Pero entonces las cosas empezaron a cambiar, como sucede con todo en la vida. Agradecida por su desprendimiento, la mujer comenzó a contarle historias sobre su familia en Haití, sobre su madre y su padre y sus hermanitos que ayudaba enviándoles dinero. Ella tenía veinte años cumplidos, aunque parecía mucho mayor. En un español que empezaba a aprender mezclado con palabras ininteligibles, casi siempre obscenidades, en creole, empezó a contarle cosas que a él no le interesaban. No era que le molestaran, sino que le eran indiferentes. Que su padre era un monsieur muy alto que ahora estaba enfermo de cáncer, que su madre había sido también cuero como ella, pero allá, en un burdel de yaguas y tejamaníes. Diego se había acostumbrado a la presencia de la mujer, es obvio, pero se había acostumbrado a ella en un sentido, diríamos, exterior. A veces, en su anexo parte atrás, escuchando a su hermano discutir hasta los golpes con su cuñada, buscaba sin quererlo el olor de Clásica, extrañaba su cuerpo. Una vez hasta le habló a su ausencia, olvidando por un momento a una presentadora bellísima que se movía absurdamente en la pantalla; Diego se rio luego, cuando advirtió que estaba solo, del disparate romántico que había cometido.

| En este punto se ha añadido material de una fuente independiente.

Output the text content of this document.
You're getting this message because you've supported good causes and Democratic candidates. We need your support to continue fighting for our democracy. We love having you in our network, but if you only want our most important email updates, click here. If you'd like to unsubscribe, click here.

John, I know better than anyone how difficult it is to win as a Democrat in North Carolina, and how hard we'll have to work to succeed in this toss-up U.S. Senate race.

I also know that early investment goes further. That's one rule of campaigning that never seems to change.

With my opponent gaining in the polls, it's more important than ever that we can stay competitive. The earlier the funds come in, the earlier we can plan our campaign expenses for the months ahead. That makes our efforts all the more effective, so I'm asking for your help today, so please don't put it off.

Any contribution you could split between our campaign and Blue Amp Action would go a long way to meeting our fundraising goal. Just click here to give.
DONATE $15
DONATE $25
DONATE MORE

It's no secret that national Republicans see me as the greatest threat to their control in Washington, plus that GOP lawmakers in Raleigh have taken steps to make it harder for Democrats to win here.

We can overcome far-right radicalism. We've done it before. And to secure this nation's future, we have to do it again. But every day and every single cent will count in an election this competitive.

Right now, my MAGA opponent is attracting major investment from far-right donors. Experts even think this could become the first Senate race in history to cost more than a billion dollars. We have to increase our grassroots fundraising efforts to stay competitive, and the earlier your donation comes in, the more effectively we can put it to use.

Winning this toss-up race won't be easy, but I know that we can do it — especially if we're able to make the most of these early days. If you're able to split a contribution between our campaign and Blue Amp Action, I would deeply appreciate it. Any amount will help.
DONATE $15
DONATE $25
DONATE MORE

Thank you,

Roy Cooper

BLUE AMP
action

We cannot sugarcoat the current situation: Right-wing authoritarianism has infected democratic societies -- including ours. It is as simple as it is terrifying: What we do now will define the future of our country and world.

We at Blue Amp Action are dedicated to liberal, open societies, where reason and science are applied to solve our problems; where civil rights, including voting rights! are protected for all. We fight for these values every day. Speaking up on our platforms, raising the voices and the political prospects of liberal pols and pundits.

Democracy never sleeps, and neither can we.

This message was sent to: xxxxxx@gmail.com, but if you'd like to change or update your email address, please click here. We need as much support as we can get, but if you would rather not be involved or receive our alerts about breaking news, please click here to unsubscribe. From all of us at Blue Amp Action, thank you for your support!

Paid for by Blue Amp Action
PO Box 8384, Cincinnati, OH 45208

Por supuesto, ella no se llamaba Clásica. Se lo contó también porque se volvía cada vez más habladora, cada vez le tomaba más confianza: cuando llegó al país necesitaba un nombre en español, y alguien había mencionado esta palabra en su presencia. Le gustó el sonido, sin conocer su verdadero significado, y lo tomó como su nombre. Se llamaba, realmente, Sophie. "Tú eres el primer dominicane que sabe cómo me llamo", le confesó, pero a él no le agradó esta revelación, esta exclusividad. Esa noche, le hizo el amor con una fruición molesta, aunque esta vez el embelesamiento llegó sin que lo buscara, sin que lo esperara.
A Clásica la habían asaltado cuando cruzó la frontera con siete mujeres más. Pasaron el río, ya lo habían hecho antes, casi siempre para practicar: lo cruzaban de un lado a otro, luego se devolvían sin caminar mucho más allá. Unos militares las detuvieron y les quitaron todo lo que llevaban, comida, dinero para desenvolverse en el país, excepto la ropa. No pretendían nada más, las dejaron continuar y les desearon suerte. Pero Clásica, que en ese tiempo era muy joven, tuvo miedo y sintió unas palpitaciones serias en el pecho, como si le comprimieran el corazón. No volvió a cruzar la frontera de ese modo nunca más. "¿Si una persona, un dominicane, o un guardie, me atracara, tú me defenderías?", le preguntó a Diego, que fumaba delante de la cama, observando ese cuerpo tan perfecto, tan negro y tan desnudo delante de sí, que él poseía cada sábado pero que no era suyo. “Si fuera blanca”, pensó sin querer, “sería mucho más cara”. Sudaba y respiraba con dificultad, brillando debajo de los insectos que se suicidaban chocando con el bombillo ardiendo del techo. "Sí, claro que sí", le contestó por fin, "yo te defendería de cualquiera", aunque no le agradó el cuento ni la pregunta que él consideraba mal formulada. Además, no entendía qué clase de belleza ella había encontrado en el sonido de su nombre, en la palabra "Clásica". Pensaba que era un nombre más bien deslucido, demasiado extraño; cuando la conoció creyó que se lo dejaba porque era inevitable, porque era su nombre verdadero. Si quería un alias hermoso, debió escoger Inmaculada, o Angelina, Evelin o Graciela -nombres que él consideraba realmente bellos-, y no una palabra que ni nombre es, un mal invento.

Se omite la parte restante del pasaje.